As others have said, actually having an exam certificate is pretty much never important. The grades are usually there as a guide so teachers or parents know which ensemble is appropriate to send which child to. They may not even ask, you say (having seen it's grade 1+ and your DS is good enough) my son would like to join the school orchestra, they say great bring your violin on Monday.
Let your DC settle in with the new teacher with no pressure from your part to do exams. Teacher planning an exam straight away would already be a bad sign in my view. They need to get to know each other, teacher needs to explore strengths and weaknesses and find out how your DC learns. If they try to start exam prep straight off they won't know how fast your DC will pick things up and are fairly likely to end up with the wrong timing again - so either DC will be ready too soon and get bored, or will again not be ready in time for the planned sitting and have to defer. If your DS got most of the way to preparing an exam with the old teacher, it may be best to count that one as done, get settled with new teacher and pick up at a later grade in due course. You don't need to do all grades.
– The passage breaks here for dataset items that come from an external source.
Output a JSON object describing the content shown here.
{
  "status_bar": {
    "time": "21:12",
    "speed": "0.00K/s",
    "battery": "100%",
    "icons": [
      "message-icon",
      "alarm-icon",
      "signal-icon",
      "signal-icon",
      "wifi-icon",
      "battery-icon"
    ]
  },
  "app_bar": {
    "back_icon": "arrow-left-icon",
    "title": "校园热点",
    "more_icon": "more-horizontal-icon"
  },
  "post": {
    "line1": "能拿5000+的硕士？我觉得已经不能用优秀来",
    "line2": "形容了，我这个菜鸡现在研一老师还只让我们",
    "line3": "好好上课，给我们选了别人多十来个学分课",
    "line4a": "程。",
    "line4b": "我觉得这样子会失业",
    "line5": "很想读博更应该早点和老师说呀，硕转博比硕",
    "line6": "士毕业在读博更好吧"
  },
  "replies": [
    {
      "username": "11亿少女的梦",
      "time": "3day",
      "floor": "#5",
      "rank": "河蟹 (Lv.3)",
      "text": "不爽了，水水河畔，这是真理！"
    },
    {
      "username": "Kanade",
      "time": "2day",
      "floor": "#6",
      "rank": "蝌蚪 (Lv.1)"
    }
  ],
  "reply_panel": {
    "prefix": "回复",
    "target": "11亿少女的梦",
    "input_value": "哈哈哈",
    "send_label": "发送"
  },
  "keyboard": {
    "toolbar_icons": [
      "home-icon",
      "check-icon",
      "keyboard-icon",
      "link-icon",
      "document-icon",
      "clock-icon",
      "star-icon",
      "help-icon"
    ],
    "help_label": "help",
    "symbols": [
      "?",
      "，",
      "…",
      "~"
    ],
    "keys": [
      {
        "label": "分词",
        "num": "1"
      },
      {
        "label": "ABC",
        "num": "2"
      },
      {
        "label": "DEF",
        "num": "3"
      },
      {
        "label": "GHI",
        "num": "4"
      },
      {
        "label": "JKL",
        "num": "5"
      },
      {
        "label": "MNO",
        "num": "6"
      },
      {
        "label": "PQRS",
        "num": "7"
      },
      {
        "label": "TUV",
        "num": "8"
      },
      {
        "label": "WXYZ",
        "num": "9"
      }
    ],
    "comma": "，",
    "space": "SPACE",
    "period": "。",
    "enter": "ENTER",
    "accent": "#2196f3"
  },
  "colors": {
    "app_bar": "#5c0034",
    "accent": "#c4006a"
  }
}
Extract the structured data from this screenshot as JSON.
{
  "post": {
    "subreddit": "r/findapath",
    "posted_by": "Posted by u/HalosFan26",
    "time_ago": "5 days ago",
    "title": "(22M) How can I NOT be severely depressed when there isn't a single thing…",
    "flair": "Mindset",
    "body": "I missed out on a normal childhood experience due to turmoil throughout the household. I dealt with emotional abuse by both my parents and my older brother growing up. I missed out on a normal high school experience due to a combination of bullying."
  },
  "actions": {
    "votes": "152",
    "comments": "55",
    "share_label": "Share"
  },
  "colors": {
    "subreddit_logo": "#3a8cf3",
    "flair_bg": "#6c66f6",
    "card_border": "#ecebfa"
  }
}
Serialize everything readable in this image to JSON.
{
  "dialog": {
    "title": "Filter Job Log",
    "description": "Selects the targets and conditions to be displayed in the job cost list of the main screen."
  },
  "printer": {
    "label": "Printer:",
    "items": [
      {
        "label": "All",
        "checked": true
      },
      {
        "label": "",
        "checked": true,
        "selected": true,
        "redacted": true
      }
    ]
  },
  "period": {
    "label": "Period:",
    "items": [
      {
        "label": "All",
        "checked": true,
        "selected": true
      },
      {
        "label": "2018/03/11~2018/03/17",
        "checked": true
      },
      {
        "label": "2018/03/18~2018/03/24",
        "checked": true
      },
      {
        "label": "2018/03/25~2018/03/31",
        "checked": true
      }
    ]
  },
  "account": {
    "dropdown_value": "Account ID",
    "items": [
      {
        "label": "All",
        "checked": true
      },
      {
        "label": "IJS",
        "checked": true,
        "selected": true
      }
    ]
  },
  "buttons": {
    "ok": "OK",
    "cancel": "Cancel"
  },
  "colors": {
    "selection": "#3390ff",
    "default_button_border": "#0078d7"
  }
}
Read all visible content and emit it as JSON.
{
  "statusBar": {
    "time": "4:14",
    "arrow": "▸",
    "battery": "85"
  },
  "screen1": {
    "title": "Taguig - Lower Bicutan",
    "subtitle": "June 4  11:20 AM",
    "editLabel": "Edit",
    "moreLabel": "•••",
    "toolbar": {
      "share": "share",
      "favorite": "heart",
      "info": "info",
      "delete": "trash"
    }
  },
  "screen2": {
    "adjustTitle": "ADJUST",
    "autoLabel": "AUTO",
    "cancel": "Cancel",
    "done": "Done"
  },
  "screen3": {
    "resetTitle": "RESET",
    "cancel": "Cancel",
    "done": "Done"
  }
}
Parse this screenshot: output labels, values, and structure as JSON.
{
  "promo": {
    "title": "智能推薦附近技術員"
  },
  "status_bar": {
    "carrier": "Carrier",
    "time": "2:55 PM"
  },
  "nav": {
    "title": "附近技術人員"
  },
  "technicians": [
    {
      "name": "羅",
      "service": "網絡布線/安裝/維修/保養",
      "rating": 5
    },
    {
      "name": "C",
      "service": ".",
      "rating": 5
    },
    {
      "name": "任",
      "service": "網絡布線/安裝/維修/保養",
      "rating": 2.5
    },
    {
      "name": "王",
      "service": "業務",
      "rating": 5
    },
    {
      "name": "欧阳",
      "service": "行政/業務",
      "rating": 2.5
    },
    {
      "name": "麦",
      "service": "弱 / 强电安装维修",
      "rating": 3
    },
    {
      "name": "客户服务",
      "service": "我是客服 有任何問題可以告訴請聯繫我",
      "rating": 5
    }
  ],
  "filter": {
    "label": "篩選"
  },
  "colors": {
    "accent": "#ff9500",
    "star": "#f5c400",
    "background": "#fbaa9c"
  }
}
How you know your DC is progressing. Exams aside, you should be hearing them learning new music on a regular basis, and hearing each piece get better from week to week. There should be progression in the music they're learning - at early stages they often have a teaching book that they progress through, as the music gets more advanced it may be more targetted particular pieces that address different skills. A good teacher will also be setting them appropriate scales and/or exercises even if there isn't currently an exam in view.
With a young child preparing for their first exam, I think you should be very in touch with what they have to do and see that they're practising for each component. If you can be in lessons, do. Or look at your DC's lesson notes to make sure they're remembering to practice all the things they should be. Learn enough yourself to understand what's going on. I'm musical so that was easier for me - but when DC were doing gymnastics badges or swimming badges I looked up enough to understand what they had to tick off so i could encourage appropriately, and got DC to explain the bits I didn't understand.